Thanks for your comment. I did some searching on the Washington State department of fish & wildlife site. One interesting article deals with the biology of herring. Another deals with the decline of the herring population in the northern parts of Puget Sound. Neither mentions creosote as a concern.
A search for the paper you referenced turned up several sources, but they only included the abstract. Maybe we can get Dr. Brooks to weigh in on the evidence the authors collected and the conclusions they made.
After reviewing the paper J Redland referenced, it seems clear that fish embryos exposed to high concentrations of PAH in a laboratory environment are greatly harmed. However, a broader review of available science indicates that these results are very isolated in the wild and decrease to almost zero over time (30 plus years).
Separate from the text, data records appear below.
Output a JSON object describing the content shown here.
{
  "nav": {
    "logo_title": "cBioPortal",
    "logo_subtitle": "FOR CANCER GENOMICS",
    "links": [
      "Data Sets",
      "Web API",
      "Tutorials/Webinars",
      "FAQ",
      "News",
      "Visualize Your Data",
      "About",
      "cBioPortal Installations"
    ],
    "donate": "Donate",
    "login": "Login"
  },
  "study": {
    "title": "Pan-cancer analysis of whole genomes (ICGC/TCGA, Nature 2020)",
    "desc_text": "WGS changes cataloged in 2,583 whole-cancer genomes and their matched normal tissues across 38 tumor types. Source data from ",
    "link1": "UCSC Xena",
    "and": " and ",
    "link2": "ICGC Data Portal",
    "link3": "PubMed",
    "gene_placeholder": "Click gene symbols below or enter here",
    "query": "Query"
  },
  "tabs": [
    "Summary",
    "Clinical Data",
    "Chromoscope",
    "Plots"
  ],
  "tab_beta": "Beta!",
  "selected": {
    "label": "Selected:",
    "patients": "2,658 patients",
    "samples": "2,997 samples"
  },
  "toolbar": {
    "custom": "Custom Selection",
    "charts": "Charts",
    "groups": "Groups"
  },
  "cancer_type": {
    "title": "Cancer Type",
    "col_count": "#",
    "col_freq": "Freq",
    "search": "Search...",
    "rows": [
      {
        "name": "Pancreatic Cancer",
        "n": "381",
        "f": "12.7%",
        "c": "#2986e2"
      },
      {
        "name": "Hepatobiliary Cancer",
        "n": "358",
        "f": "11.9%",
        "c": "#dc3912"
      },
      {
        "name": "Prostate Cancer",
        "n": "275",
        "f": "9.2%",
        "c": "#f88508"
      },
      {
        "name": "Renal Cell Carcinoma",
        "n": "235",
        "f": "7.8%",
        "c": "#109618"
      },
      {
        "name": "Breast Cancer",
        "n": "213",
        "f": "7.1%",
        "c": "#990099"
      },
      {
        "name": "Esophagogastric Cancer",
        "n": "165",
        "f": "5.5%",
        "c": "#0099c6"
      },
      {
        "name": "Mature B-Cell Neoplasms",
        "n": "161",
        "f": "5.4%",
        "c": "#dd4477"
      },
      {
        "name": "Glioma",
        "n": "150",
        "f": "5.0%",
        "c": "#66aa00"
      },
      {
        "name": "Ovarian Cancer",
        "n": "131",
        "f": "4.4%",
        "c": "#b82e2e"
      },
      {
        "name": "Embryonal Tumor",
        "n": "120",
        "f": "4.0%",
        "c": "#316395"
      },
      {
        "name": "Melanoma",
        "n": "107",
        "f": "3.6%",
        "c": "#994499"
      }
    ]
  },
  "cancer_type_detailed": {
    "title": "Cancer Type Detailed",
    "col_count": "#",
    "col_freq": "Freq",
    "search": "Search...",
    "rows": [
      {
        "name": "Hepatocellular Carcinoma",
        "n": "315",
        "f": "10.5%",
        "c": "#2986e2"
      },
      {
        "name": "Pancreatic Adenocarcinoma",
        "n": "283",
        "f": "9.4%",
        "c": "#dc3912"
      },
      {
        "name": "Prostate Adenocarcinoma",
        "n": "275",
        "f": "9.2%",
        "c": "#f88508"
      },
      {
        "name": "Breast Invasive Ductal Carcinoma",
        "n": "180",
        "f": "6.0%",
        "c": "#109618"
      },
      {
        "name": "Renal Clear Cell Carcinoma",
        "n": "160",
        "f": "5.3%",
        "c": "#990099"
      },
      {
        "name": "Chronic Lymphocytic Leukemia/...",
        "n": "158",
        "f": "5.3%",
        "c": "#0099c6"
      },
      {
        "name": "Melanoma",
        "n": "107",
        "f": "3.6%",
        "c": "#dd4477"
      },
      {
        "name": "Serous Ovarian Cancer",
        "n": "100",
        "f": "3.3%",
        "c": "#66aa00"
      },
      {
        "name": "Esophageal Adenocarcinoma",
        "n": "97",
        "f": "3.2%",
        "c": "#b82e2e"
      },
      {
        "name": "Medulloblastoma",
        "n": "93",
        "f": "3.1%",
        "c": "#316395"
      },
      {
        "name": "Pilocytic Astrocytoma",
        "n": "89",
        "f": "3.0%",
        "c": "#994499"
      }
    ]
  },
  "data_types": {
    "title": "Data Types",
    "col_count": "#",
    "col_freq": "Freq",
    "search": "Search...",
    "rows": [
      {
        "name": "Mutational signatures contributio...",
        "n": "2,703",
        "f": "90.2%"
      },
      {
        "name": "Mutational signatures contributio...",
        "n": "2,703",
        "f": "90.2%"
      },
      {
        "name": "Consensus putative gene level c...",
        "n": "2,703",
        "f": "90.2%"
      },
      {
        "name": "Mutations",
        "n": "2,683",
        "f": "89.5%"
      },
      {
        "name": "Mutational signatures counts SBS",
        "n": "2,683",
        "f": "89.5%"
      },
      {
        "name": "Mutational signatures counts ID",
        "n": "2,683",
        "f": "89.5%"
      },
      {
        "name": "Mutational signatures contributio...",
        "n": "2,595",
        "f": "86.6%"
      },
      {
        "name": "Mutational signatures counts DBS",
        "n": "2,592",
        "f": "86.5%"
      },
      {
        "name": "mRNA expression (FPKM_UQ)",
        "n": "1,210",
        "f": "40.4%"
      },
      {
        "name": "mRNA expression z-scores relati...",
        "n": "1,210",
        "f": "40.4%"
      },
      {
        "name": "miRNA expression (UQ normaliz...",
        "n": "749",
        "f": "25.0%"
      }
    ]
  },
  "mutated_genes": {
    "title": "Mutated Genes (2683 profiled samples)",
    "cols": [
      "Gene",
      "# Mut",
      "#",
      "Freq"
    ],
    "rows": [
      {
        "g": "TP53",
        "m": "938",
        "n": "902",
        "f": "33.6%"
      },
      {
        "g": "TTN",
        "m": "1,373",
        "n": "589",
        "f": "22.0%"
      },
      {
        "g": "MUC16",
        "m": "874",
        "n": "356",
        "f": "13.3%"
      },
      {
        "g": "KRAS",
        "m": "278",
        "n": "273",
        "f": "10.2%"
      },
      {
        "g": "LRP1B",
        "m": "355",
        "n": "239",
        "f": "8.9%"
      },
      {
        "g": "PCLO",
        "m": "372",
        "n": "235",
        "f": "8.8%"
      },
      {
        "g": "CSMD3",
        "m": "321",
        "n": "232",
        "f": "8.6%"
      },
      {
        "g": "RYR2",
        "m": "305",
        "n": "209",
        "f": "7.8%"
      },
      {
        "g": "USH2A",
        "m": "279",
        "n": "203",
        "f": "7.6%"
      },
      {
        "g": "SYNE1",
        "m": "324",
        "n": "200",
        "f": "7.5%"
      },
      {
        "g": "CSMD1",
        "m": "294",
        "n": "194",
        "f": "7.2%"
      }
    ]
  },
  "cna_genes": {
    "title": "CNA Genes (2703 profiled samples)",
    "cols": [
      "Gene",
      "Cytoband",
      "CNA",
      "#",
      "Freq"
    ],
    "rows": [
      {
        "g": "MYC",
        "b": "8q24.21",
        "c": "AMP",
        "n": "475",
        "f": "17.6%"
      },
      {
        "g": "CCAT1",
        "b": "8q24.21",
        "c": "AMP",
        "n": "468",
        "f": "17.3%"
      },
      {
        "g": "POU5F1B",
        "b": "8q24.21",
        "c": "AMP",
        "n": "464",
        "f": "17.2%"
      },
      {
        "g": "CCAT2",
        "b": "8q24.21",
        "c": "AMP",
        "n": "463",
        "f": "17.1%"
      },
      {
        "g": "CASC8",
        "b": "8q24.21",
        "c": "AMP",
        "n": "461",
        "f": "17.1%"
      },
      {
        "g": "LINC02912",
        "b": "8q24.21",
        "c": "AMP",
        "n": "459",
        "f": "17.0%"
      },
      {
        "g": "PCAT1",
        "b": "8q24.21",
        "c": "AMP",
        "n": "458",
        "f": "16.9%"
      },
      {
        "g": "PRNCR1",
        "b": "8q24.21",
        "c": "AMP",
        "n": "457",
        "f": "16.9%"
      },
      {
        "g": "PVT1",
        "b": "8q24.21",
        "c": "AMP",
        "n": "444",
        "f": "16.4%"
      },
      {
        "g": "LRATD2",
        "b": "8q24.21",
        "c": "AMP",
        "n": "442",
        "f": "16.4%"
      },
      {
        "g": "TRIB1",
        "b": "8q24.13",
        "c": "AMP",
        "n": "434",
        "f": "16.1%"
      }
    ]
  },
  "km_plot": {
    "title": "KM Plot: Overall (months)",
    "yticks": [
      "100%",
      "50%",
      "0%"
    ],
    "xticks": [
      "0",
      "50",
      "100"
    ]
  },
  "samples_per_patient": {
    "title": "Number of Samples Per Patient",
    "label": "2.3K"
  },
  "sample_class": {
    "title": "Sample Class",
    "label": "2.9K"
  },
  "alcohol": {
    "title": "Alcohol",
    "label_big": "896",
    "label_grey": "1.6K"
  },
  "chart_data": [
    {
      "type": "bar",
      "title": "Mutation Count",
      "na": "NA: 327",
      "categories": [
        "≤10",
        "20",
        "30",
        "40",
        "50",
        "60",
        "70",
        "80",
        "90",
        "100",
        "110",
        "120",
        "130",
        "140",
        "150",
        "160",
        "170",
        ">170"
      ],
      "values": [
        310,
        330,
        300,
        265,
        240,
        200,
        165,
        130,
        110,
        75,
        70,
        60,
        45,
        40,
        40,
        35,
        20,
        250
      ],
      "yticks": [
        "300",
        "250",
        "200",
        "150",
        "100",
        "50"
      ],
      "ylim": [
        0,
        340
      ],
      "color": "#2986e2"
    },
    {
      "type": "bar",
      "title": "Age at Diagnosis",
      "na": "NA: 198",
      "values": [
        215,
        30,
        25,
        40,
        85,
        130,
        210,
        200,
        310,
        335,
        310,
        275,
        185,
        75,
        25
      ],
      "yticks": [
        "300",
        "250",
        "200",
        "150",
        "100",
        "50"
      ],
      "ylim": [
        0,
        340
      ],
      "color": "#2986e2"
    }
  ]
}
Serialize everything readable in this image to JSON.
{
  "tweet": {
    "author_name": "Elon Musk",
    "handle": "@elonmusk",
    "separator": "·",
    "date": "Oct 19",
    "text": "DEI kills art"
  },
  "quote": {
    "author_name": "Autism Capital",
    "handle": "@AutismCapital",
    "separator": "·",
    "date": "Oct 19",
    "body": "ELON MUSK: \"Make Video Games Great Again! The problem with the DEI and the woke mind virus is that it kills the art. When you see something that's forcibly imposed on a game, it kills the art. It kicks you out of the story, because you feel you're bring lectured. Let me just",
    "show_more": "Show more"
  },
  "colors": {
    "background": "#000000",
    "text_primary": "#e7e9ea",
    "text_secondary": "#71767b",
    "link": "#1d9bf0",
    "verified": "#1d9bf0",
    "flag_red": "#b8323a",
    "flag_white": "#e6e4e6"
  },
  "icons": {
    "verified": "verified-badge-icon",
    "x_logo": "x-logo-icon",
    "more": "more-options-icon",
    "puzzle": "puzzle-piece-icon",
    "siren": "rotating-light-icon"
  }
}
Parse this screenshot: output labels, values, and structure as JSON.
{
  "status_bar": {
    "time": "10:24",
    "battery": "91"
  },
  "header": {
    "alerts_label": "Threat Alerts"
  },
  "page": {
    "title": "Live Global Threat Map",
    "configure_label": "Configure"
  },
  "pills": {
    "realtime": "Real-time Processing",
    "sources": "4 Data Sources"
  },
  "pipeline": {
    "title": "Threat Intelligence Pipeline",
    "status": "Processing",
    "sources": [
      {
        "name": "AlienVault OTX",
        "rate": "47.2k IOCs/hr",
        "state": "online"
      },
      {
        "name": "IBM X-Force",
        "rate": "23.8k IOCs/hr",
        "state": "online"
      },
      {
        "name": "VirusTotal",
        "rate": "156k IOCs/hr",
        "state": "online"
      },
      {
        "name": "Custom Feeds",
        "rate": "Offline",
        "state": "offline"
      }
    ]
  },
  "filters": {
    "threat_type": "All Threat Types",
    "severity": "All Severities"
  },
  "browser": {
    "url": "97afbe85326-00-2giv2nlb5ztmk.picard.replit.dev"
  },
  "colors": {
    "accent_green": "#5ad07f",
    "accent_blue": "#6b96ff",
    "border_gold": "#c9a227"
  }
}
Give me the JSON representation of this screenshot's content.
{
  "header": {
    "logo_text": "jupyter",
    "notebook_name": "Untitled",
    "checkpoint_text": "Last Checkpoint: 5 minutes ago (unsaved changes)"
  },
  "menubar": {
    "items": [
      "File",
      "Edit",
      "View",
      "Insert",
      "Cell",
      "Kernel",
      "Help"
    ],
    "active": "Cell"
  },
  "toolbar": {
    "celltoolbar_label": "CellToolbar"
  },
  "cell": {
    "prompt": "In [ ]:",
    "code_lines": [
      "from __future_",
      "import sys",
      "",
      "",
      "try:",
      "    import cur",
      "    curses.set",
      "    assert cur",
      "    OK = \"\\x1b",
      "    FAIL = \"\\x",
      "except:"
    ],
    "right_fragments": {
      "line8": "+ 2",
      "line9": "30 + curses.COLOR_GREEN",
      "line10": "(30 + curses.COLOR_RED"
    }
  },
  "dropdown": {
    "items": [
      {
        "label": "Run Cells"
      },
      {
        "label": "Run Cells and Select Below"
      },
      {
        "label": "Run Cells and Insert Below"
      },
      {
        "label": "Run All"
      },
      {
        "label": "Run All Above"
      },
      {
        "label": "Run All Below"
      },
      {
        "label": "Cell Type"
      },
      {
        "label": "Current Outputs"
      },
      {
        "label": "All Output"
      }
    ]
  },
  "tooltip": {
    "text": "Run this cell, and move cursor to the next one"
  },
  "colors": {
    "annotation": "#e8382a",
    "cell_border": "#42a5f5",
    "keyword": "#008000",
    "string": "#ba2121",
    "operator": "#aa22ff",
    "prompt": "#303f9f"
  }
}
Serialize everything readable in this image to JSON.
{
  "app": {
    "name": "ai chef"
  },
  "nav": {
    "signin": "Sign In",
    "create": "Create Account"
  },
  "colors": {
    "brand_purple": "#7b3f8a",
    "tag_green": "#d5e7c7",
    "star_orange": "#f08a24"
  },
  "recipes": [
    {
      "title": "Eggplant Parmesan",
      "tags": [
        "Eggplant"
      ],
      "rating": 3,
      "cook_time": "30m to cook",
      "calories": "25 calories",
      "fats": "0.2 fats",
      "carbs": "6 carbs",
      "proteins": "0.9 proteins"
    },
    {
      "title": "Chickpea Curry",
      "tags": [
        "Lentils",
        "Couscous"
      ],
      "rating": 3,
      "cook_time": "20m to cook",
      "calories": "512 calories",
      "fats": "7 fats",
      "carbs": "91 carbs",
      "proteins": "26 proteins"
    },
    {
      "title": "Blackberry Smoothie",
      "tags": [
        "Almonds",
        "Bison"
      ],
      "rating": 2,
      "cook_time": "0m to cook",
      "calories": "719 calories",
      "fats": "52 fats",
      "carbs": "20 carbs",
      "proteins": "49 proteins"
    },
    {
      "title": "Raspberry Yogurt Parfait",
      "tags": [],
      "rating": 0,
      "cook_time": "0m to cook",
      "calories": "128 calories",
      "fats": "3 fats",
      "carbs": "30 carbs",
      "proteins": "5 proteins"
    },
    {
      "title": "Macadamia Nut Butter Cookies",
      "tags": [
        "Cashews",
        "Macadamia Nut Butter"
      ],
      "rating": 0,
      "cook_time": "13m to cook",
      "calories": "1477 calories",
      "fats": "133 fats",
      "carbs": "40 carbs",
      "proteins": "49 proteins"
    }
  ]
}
“Overall, the laboratory and field studies described above indicate that treated wood structures can leach PAHs and other toxic compounds into the environment. However, the degree of PAH accumulation to sediment associated with these structures appears to be relatively minor in many settings, particularly in well-circulated waters and over time. PAH accumulation also appears to be relatively limited spatially (within approximately 10 m of the structure) and has not generally been associated with measured, significant, biological effects except in close proximity to the structures. The duration of any biological effects also appears to become attenuated within several months of construction (the time period when leaching rates are likely to be highest).”
From the conclusions section of “Creosote-Treated Wood in Aquatic Environments: Technical Review and Use Recommendations” prepared by Stratus Consulting Inc., Boulder, CO, with Duke University, Durham, NC. This paper, prepared for NOAA Fisheries, references 15 pages of research citations, including five references to Dr. Brooks.